Out & About …

… on the North York Moors, or wherever I happen to be.

Wordsworth woz ere

An outlook spanning Great Langdale to Stickle Ghyll, featuring Harrison Stickle and, adjacent on the right, Pavey Ark, its formidable crag wall softened by the mist. Wordsworth once found himself taken aback by the bleat of a lamb, resounding from Pavey Ark, while standing by Stickle Tarn. A recollection of that very sound inspired a segment in ‘The Excursion Book IV‘:

sent forth
As if the visible mountain made the cry . . .
the unanswer’d bleat
Of a poor lamb – left somewhere to itself,
The plaintive spirit of the solitude!

At the base of Stickle Ghyll, is the New Dungeon Ghyll, a public house under the stewardship of the National Trust — is there any other?

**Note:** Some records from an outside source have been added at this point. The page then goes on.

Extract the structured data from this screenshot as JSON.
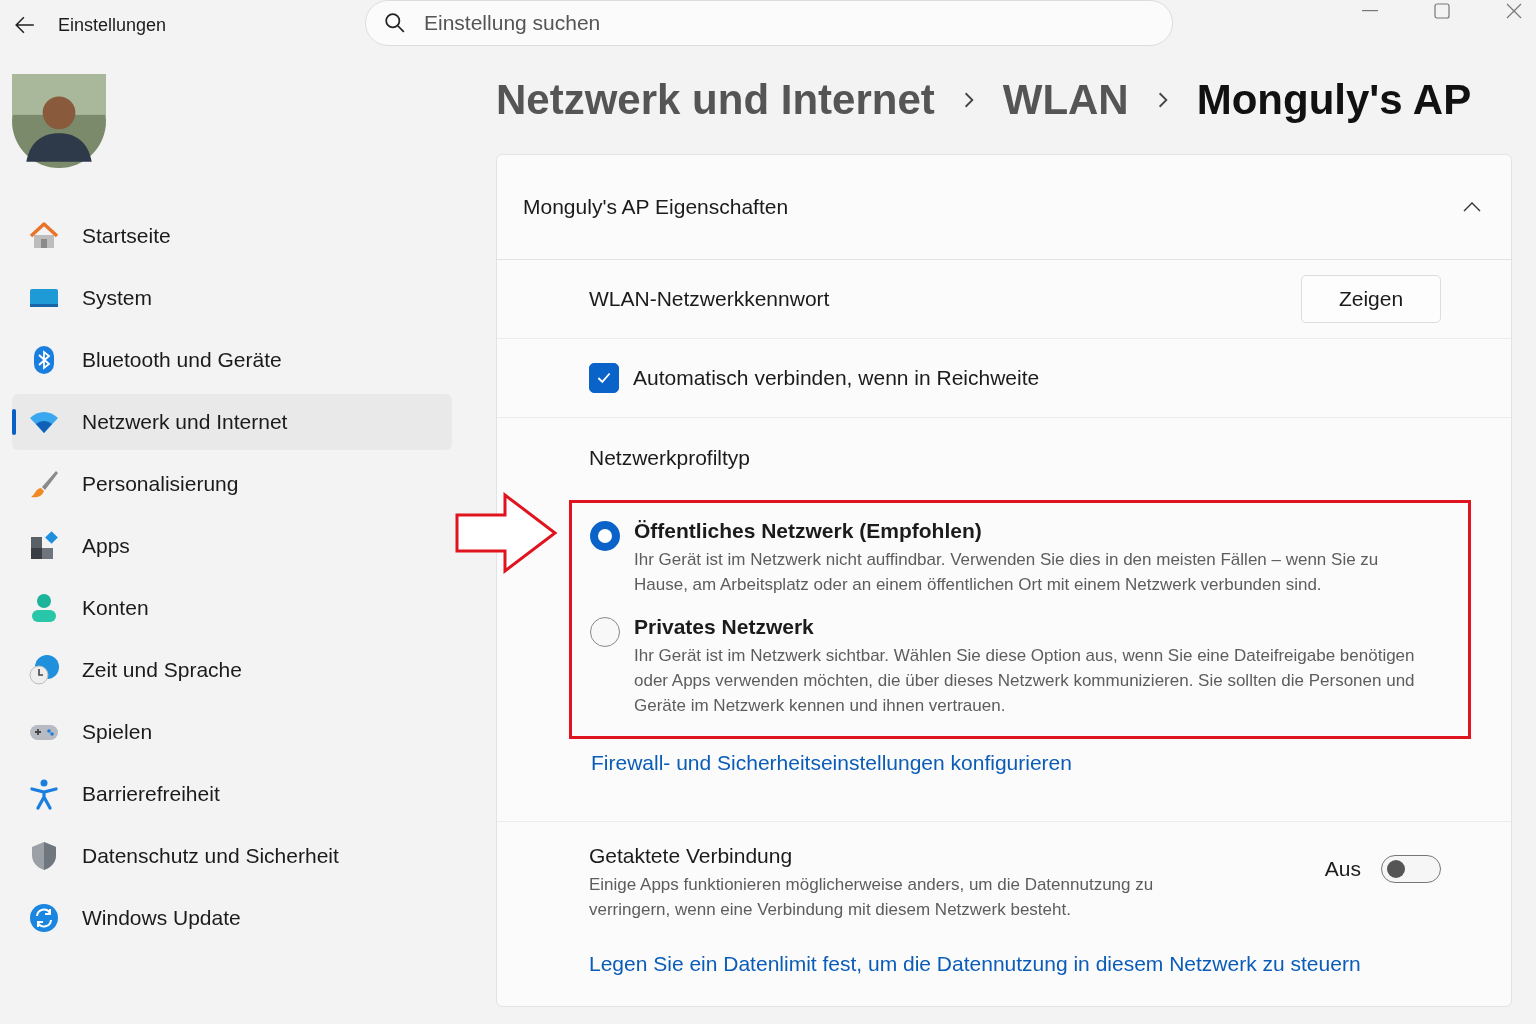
{
  "window": {
    "title": "Einstellungen"
  },
  "search": {
    "placeholder": "Einstellung suchen"
  },
  "sidebar": {
    "items": [
      {
        "label": "Startseite",
        "selected": false
      },
      {
        "label": "System",
        "selected": false
      },
      {
        "label": "Bluetooth und Geräte",
        "selected": false
      },
      {
        "label": "Netzwerk und Internet",
        "selected": true
      },
      {
        "label": "Personalisierung",
        "selected": false
      },
      {
        "label": "Apps",
        "selected": false
      },
      {
        "label": "Konten",
        "selected": false
      },
      {
        "label": "Zeit und Sprache",
        "selected": false
      },
      {
        "label": "Spielen",
        "selected": false
      },
      {
        "label": "Barrierefreiheit",
        "selected": false
      },
      {
        "label": "Datenschutz und Sicherheit",
        "selected": false
      },
      {
        "label": "Windows Update",
        "selected": false
      }
    ]
  },
  "breadcrumb": [
    {
      "label": "Netzwerk und Internet",
      "selected": false
    },
    {
      "label": "WLAN",
      "selected": false
    },
    {
      "label": "Monguly's AP",
      "selected": true
    }
  ],
  "card": {
    "title": "Monguly's AP Eigenschaften",
    "expanded": true,
    "password": {
      "label": "WLAN-Netzwerkkennwort",
      "button": "Zeigen"
    },
    "auto_connect": {
      "label": "Automatisch verbinden, wenn in Reichweite",
      "checked": true
    },
    "profile": {
      "label": "Netzwerkprofiltyp",
      "options": [
        {
          "title": "Öffentliches Netzwerk (Empfohlen)",
          "description": "Ihr Gerät ist im Netzwerk nicht auffindbar. Verwenden Sie dies in den meisten Fällen – wenn Sie zu Hause, am Arbeitsplatz oder an einem öffentlichen Ort mit einem Netzwerk verbunden sind.",
          "selected": true
        },
        {
          "title": "Privates Netzwerk",
          "description": "Ihr Gerät ist im Netzwerk sichtbar. Wählen Sie diese Option aus, wenn Sie eine Dateifreigabe benötigen oder Apps verwenden möchten, die über dieses Netzwerk kommunizieren. Sie sollten die Personen und Geräte im Netzwerk kennen und ihnen vertrauen.",
          "selected": false
        }
      ]
    },
    "firewall_link": "Firewall- und Sicherheitseinstellungen konfigurieren",
    "metered": {
      "title": "Getaktete Verbindung",
      "description": "Einige Apps funktionieren möglicherweise anders, um die Datennutzung zu verringern, wenn eine Verbindung mit diesem Netzwerk besteht.",
      "state_label": "Aus",
      "on": false
    },
    "data_limit_link": "Legen Sie ein Datenlimit fest, um die Datennutzung in diesem Netzwerk zu steuern"
  }
}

Dungeon Ghyll is the deep diagonal ravine to the left. The Force falls before a hollow in the rock, hidden beneath the shadows of rocks and trees, presenting an abyssal appearance. Despite its allure, glimpsing the waterfall requires a careful scramble, demanding caution. For those bold enough, an adventurous journey upstream leads to the heart of the ‘dungeon,’ where the imposing vertical water column resonates within the chilly, shadowed stone chamber—an unforgettable encounter.

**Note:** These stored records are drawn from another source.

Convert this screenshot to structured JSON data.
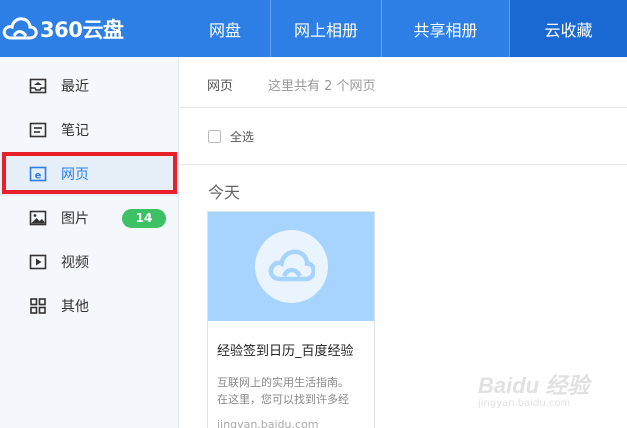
{
  "app": {
    "logo_text": "360云盘"
  },
  "nav": {
    "items": [
      {
        "label": "网盘"
      },
      {
        "label": "网上相册"
      },
      {
        "label": "共享相册"
      },
      {
        "label": "云收藏"
      }
    ],
    "active_index": 3
  },
  "sidebar": {
    "items": [
      {
        "label": "最近",
        "icon": "inbox-icon"
      },
      {
        "label": "笔记",
        "icon": "note-icon"
      },
      {
        "label": "网页",
        "icon": "webpage-icon"
      },
      {
        "label": "图片",
        "icon": "image-icon",
        "badge": "14"
      },
      {
        "label": "视频",
        "icon": "video-icon"
      },
      {
        "label": "其他",
        "icon": "grid-icon"
      }
    ],
    "active_index": 2
  },
  "main": {
    "breadcrumb": "网页",
    "count_text": "这里共有 2 个网页",
    "select_all_label": "全选",
    "day_heading": "今天",
    "card": {
      "title": "经验签到日历_百度经验",
      "desc_line1": "互联网上的实用生活指南。",
      "desc_line2": "在这里，您可以找到许多经",
      "url": "jingyan.baidu.com"
    }
  },
  "watermark": {
    "text": "Baidu 经验",
    "sub": "jingyan.baidu.com"
  },
  "colors": {
    "topbar": "#2d7fe6",
    "topbar_active": "#1a68d1",
    "highlight": "#e8202a",
    "badge": "#3dc165",
    "thumb": "#a7d4ff"
  }
}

Wordsworth was here again. It’s where he got the inspiration for another of his poems, ‘The Idle Shepherd Boys.’ Here, instead of dutifully keeping an eye on their flock, these shepherd lads were racing about. Picture this – one of them is midway across a large rectangular block, which just so happens to double as a bridge over the splash pool of the waterfall. Feeling a bit audacious, he challenges his mate to join the escapade. Amidst all this, he spots a poor lamb that took a tumble into ‘the pool… Within that black and frightful rent.

Thankfully, a certain ‘Poet‘ strolls by. This poet, with a heart for distressed lambs, rescues the woolly troublemaker and ‘gently‘ advises the lads to ‘mind their trade‘ a tad more diligently in the days to come.